I think we can all agree that the existence of tourists is the number one thing that makes doing anything in Amsterdam a stressful experience. The perk of Nijmegen is that it has all the beautiful aspects of Amsterdam, such as the traditional buildings, beautiful parks, and cute little cafés, but with a lot fewer people.
Even though Nijmegen is considerably smaller than Amsterdam, it still offers a great variety of different museums. Het Valkhof is a great option for people who are interested in history and because of the convenient location close to the city centre, it is very easy to get to. In particular when it is warmer, the Afrika Museum is a great choice,) because it has a huge outdoor area and is very interactive. Important to know here is that the museum is in Berg en Dal, a town right next to Nijmegen which is a bit more difficult to reach via public transport than the city centre. (especially when it is pouring rain and you have to walk for 30 minutes straight) Lastly, the muZIEum is a must-see. It is a museum about blindness. Here you also have the fun opportunity to walk through the city blindfolded with a cane, to experience for a short time what it might feel like to be blind.

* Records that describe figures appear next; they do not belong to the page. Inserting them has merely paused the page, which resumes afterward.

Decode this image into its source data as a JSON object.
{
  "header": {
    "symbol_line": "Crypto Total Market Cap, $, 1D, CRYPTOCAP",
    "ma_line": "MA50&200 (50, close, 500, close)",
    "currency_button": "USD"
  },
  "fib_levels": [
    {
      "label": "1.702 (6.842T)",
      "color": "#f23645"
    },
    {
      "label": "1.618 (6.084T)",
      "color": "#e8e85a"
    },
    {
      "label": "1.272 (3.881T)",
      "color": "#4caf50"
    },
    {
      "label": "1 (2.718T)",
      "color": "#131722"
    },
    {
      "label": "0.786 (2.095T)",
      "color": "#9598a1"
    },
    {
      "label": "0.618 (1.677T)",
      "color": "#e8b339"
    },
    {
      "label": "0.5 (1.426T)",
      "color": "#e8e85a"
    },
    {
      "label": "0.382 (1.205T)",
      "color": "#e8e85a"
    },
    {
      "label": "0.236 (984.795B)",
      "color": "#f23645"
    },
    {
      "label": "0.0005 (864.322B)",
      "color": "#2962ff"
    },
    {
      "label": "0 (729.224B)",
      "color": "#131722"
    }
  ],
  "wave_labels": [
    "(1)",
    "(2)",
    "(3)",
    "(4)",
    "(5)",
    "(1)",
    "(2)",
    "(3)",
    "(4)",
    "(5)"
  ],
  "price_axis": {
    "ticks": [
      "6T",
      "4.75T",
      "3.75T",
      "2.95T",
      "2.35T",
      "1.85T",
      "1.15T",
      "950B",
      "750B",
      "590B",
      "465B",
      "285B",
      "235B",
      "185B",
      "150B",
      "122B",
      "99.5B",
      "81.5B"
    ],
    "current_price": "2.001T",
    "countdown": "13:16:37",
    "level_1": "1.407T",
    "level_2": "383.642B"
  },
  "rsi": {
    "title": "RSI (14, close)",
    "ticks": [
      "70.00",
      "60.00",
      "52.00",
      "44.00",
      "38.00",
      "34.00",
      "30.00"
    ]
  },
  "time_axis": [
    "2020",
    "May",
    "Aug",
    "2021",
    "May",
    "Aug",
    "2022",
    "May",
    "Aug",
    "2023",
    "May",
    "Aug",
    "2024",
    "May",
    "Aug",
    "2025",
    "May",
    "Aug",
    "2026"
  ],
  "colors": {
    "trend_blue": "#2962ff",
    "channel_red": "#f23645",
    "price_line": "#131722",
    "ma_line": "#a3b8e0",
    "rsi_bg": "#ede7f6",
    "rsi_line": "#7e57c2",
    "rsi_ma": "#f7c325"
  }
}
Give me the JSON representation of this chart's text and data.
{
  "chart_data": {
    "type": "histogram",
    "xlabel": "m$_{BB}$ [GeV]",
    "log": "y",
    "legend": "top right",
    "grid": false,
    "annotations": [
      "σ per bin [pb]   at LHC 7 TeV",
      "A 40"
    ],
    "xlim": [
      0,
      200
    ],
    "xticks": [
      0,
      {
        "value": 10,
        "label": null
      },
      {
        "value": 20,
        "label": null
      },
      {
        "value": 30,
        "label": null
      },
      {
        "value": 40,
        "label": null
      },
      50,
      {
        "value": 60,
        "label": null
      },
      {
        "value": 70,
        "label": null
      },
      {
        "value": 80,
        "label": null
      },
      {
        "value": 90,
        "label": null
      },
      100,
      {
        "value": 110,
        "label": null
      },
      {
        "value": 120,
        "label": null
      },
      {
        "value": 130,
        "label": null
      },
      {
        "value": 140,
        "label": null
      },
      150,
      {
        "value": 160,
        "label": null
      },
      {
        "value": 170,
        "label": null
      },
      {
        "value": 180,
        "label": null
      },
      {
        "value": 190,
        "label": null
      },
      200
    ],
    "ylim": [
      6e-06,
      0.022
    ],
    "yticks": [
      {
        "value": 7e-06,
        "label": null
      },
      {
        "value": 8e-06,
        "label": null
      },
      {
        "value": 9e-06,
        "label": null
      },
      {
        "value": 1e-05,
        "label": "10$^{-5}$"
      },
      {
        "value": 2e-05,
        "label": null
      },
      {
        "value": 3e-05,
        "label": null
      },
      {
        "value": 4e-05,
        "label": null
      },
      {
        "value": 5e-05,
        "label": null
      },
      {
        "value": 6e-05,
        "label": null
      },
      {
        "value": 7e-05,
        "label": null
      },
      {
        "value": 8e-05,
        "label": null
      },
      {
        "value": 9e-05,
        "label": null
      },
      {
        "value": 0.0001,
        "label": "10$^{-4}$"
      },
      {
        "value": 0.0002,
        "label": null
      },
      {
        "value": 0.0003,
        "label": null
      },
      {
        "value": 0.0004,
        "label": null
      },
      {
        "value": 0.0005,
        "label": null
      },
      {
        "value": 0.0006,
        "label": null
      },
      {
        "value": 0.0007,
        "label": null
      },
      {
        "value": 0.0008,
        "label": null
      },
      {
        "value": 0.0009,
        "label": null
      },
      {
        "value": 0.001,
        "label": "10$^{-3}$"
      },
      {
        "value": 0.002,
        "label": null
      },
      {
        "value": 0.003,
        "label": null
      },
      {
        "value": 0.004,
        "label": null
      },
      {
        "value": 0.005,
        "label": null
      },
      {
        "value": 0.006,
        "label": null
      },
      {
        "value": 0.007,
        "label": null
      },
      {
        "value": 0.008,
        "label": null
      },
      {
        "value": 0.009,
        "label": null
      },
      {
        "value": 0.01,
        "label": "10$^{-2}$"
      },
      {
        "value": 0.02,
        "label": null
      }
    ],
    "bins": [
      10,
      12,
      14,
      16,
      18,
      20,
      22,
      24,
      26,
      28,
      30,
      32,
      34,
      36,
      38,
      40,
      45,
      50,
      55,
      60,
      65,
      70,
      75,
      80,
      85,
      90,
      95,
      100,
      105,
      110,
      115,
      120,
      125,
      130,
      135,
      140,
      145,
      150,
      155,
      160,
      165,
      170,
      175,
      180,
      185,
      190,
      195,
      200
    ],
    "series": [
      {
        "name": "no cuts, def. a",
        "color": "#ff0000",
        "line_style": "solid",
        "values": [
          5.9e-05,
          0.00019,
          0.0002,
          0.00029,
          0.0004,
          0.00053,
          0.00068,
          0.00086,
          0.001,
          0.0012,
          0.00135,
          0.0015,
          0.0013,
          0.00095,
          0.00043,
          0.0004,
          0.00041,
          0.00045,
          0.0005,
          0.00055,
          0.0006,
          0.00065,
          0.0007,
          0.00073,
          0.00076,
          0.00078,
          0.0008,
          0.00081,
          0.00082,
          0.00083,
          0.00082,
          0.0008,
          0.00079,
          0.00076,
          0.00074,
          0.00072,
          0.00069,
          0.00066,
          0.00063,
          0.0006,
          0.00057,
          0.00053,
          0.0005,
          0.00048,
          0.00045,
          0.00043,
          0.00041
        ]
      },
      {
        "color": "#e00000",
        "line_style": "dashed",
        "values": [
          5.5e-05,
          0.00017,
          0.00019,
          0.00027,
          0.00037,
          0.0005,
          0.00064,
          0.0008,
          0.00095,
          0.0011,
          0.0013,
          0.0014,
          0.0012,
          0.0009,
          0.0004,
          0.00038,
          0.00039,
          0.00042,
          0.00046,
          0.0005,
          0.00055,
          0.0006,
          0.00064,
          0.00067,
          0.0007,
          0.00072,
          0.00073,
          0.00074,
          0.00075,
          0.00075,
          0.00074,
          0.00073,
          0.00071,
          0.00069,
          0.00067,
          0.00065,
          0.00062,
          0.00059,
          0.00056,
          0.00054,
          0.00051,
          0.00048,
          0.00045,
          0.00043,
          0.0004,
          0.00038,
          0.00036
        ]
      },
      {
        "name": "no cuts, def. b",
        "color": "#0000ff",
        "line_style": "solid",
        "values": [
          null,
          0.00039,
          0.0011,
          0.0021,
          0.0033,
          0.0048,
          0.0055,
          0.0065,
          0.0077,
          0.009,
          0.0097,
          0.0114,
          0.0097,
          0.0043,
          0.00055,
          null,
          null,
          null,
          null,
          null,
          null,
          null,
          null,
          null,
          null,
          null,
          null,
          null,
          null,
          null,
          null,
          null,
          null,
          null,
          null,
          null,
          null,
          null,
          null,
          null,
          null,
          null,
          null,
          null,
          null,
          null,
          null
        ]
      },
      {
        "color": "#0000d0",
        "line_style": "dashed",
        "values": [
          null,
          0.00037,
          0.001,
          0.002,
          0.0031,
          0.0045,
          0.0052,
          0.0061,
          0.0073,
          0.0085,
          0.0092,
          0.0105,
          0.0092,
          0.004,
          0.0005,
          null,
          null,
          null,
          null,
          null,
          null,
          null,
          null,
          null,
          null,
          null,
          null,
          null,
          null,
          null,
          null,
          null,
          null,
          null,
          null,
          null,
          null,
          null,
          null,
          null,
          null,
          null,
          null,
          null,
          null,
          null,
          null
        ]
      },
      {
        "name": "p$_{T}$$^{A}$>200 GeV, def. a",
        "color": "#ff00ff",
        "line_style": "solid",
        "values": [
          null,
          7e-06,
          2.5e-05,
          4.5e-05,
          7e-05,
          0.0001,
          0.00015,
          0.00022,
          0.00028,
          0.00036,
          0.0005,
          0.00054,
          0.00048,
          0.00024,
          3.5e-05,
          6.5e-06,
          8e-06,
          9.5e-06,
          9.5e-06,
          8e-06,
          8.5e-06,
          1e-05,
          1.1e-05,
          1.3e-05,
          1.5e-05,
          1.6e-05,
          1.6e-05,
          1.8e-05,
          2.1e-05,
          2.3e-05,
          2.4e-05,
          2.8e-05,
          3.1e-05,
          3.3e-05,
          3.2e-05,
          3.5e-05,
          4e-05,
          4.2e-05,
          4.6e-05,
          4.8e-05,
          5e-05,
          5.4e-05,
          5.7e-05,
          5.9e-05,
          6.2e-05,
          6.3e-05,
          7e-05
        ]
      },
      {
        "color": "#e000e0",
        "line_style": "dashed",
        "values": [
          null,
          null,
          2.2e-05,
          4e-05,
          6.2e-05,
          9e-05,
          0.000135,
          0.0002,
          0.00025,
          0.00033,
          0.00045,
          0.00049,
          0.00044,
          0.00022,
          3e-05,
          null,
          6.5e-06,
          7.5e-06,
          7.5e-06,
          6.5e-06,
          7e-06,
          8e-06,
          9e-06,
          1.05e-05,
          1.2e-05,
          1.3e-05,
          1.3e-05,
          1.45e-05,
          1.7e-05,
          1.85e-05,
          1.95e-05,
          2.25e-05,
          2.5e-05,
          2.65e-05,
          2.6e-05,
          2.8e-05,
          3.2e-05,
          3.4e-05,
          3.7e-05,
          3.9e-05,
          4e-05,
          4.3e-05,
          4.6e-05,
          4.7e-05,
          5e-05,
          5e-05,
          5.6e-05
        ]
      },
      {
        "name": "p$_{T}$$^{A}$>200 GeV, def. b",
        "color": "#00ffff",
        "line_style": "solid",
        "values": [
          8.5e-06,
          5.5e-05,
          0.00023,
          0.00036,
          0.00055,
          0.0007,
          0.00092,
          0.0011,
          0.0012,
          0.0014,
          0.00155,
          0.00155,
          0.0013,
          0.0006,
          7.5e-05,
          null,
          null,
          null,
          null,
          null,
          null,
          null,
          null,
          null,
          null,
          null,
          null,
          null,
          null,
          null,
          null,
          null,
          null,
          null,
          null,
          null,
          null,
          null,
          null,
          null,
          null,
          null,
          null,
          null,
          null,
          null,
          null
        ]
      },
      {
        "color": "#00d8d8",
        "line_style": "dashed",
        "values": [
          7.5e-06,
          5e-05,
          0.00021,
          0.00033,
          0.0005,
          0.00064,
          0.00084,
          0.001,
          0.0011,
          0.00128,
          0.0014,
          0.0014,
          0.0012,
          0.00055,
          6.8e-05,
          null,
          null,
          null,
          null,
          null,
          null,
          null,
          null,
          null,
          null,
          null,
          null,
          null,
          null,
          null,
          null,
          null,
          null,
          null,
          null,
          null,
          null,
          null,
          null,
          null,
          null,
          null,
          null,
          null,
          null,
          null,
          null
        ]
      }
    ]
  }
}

After walking blindfolded into poles for the past thirty minutes, it is time to refuel. The small cafés in Nijmegen are by far my favourite aspect of the city. Especially if you want to go out for brunch, Nijmegen is the place to be. Philipse café is a great place to check out in regard to that. If you want a good, yummy lunch spot, I can only recommend 't Hoogstraatje. Having lived in Amsterdam for more than 1 ½ years now, I can confidently say that, in my professional opinion, Het Hoogstraatje makes the best pancakes in the Netherlands. You can get everything from your simple apple pancake to seasonal specialities. They also have amazing coffee and cake, if you are looking for a small pick me up. And for all of us millennials out there, they even have fairy lights hung up on the deck.
Ooijpolder sunset time
Going with the whole summer theme (it stopped raining for the past three days and I’m in a state of bliss) let’s talk about nature. Nijmegen has a few parks scattered all around the city but the prettiest spot by far is the nature reserve Ooijpolder. The great thing about Ooijpolder is that it is so big. You can go for a hike or do a bike tour but also just relax at the beach. A little disclaimer: the nature reserve does have wild horses and cows. They pose no threat whatsoever but laying at the beach and suddenly looking into the eyes of a cow three centimetres away from your face might be scary nevertheless.
Aaaand that was my small Nijmegen city guide. I hope that this was helpful for some of you even though you might not be able to use my tips for a little while.
Thank you for reading and good luck with your first week of online learning.